Paul René Gauguin (27 February 1911 – 14 February 1976) was a French painter, graphical artist, sculptor, book illustrator and scenographer. He was born in Copenhagen, and was a son of Pola Gauguin, and grandson of Paul Gauguin. He is particularly known for his coloured woodcuts. Among his book illustrations are books by Inger Hagerup, and he made stage design for various theatres.

==Career==

Born on 27 February 1911 in Copenhagen, Paul was an innovator in a typical form of Norwegian art that later got its name as the school of Norwegian color woodcuts. In 1924, he migrated to Provence, later to Rouen, where in 1930, he appeared for the entrance exam for the Norwegian Lycée Pierre Corneille.

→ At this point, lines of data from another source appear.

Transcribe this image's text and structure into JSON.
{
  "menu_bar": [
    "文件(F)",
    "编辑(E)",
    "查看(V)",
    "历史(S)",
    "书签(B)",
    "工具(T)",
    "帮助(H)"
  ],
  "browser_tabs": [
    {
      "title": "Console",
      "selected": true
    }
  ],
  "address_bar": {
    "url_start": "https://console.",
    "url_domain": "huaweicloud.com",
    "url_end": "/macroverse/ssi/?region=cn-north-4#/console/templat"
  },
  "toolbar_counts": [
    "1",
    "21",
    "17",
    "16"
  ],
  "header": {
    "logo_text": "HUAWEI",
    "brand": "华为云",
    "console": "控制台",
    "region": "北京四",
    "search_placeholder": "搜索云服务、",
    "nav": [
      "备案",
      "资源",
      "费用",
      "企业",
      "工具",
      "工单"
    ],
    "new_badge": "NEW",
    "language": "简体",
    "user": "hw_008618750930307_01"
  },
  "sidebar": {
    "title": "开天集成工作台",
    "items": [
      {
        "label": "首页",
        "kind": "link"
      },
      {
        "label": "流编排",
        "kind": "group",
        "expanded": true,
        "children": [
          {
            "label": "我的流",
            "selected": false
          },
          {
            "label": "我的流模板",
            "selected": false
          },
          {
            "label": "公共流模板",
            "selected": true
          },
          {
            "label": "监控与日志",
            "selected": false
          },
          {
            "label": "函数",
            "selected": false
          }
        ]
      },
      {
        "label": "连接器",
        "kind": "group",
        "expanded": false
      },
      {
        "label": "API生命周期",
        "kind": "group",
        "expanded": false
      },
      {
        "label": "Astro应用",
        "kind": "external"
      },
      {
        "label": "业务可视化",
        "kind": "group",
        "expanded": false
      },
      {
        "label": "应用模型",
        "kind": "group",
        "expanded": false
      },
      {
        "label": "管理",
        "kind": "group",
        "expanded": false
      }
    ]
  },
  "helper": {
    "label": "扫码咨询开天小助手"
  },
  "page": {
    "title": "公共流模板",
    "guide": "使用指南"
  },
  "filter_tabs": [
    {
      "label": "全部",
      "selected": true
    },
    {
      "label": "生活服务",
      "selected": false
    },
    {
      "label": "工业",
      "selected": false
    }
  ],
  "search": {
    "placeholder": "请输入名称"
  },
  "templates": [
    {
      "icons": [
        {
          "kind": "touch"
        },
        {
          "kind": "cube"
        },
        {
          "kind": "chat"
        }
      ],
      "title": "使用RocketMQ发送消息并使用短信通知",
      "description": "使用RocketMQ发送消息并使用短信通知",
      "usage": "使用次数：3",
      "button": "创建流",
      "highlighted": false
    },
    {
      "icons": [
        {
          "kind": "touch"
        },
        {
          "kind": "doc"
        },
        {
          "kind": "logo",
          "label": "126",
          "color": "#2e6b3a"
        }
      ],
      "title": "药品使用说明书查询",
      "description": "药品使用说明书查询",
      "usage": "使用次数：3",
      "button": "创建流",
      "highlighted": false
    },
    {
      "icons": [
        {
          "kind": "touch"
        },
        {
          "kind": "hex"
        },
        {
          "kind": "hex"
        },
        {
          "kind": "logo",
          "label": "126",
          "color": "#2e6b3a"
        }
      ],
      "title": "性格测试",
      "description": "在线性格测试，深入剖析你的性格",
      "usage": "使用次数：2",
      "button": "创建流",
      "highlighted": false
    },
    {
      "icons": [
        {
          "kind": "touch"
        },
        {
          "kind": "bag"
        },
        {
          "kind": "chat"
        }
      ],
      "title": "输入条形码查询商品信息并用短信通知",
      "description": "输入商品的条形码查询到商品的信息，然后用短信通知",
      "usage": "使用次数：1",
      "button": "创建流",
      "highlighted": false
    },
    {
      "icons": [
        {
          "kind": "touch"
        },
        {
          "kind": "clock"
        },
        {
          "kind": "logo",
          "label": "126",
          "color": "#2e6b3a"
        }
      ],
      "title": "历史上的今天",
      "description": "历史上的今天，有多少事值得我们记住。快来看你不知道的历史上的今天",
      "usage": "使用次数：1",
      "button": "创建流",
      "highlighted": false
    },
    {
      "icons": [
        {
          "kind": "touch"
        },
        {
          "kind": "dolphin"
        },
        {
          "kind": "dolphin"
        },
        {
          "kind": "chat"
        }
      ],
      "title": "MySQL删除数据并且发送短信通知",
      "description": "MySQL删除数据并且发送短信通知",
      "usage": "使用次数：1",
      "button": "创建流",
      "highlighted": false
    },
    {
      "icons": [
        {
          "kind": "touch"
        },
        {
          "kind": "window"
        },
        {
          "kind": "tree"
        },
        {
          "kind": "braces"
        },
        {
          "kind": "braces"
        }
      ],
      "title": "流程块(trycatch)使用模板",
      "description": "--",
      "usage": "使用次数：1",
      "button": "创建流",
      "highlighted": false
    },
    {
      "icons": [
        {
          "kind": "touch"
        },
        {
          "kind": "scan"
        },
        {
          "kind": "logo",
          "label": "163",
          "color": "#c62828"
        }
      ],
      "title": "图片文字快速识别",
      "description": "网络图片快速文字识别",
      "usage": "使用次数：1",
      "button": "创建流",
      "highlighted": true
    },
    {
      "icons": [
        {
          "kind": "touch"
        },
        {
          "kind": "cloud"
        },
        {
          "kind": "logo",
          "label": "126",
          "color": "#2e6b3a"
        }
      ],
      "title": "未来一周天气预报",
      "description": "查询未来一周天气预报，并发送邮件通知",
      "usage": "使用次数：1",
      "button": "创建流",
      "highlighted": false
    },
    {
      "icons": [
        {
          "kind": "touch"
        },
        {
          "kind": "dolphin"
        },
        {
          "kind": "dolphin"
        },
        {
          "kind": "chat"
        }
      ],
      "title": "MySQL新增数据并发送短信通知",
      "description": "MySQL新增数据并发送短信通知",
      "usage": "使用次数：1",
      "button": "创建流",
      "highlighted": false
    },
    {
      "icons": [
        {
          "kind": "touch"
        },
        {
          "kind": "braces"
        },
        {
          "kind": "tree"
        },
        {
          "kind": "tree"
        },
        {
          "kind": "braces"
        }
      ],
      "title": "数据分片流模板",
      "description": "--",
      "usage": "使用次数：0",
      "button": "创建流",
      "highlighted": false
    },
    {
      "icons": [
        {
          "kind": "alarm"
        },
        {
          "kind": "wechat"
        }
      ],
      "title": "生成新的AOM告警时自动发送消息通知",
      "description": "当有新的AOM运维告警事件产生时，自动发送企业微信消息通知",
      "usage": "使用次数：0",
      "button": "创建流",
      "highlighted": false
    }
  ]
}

Paul first learned his wood-cuts from 1930 to 1935, while on fishing trips to Mallorca and Ibiza. He made his debut in wood-cut art at the Autumn Exhibition 1936. In 1938, he worked as a journalist for Dagbladet while in Spain and completed his "Barcelona" while still working there. In the post World War II period in 1949, his work, The Mask, made a mark as a protest against NATO. Following more exhibitions, he did the illustration for Inger Hagerup's Strange in 1950. After his death in 1976, his first solo exhibition was hosted by his third wife, Martha Poulsen, in 1981, when 107 objets d'art were displayed at the National Museum. In his career span, from 1939 to 1945, he created theatrical motifs and decorations for Young Trøndelag Theater and in 1951, for National Theater. Apart from dramatizing the National theater, his decoration works along with his co-artist, Knut Rumohr, include: the Olympic Building, Hotel Viking, and the coastal steamer, MS Nordstjernen

In 1955 in Greece, Gauguin worked with enamel, iron sculptures and scrap iron. His works were inspired by Pablo Picasso, Max Ernst, Vincent van Gogh and Georges Braque. Grandson of the renowned French Impressionist, Paul Gauguin, he had a good command of English, French, Russian, Italian and Catalan.